Auch bieten inzwischen einige Energieversorger ihren Endkunden Erdgas mit Biomethan-Anteil an. Dabei verfügen die Energieversorger in der Regel über Abnahmeverträge mit Aufbereitungsanlagen, die die entsprechende Menge Biomethan ins Erdgasnetz einspeisen. Wir stehen hier erst am Anfang einer Entwicklung!

Alleine die Tatsache, dass es derzeit bereits 850 Erdgastankstellen und 850.000 Erdgasfahrzeuge in Deutschland gibt, zeigt beispielsweise die Potenziale für eine kohlendioxid-einsparende Biogasnutzung als Kraftstoff auf.

Die Umsetzung des dritten Binnenmarktpakets mit der EU-Richtlinie zum Gasbinnenmarkt kann hier mit der Festlegung des nicht-diskriminierenden Zugangs von Biogas zum Erdgasnetz gute Rahmenbedingungen für die weitere Entwicklung der Biogasnutzung schaffen.

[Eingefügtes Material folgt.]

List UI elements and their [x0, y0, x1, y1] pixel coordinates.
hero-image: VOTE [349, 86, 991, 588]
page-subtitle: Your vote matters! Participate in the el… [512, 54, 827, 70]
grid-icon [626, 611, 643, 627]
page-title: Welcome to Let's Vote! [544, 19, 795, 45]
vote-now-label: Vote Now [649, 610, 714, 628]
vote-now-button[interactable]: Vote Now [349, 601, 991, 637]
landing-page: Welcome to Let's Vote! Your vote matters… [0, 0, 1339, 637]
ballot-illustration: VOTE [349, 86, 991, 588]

4. Ausbau der Biogasnutzung – Ziele

Welche Ziele wollen wir erreichen? Die im vergangenen Sommer verabschiedete europäische Erneuerbare-Energien-Richtlinie nennt verbindliche Anteile für alle Mitgliedsstaaten. Deutschland muss demnach im Jahr 2020. 18 Prozent seines Endenergieverbrauchs aus erneuerbaren Energien gewinnen. Bioenergie wird dabei voraussichtlich den größten Anteil beisteuern müssen.

Welche Ziele haben wir bei der Nutzung von Biomethan? Ziel der Bundesregierung ist es, dass bis 2020 sechs Milliarden Kubikmeter Biomethan und bis 2030 zehn Milliarden Kubikmeter Biomethan Erdgas ersetzen.

Zur Weiterentwicklung der Bioenergie- und Biomethannutzung werden wir auf ein Maßnahmenbündel setzen:

  • Im BMELV-Wettbewerb "Bioenergie-Regionen" setzen bereits mehrere der 25 Sieger-Regionen auf Biomethan.
  • Das BMELV-Aktionsprogramm "Energie für morgen - Chancen für ländliche Räume" wird weiterhin innovative, effiziente und umweltfreundliche Konversionstechnologien stärken. Hierzu zählt auch die Aufbereitung von Biogas zu Biomethan.
  • Und über die FNR werden wir weiter mit dem Forschungsprogramm "Nachwachsende Rohstoffe" die Biogasforschung fördern. Eine Reihe von Forschungsvorhaben, die die FNR betreut, befassen sich mit Biomethan.
  • Und natürlich werden wir uns für eine weitere Verbesserung der Rahmenbedingungen für die Aufbereitung und Einspeisung von Biogas in das Erdgasnetz einsetzen.
  • Aber auch die Wirtschaft kann beispielsweise mit Selbstverpflichtungserklärungen und Nutzungsvereinbarungen zur Erhöhung der Biogasnachfrage beitragen.

Ich wünsche Ihren Vorhaben gutes Gelingen und eine erfolgreiche Messebeteiligung!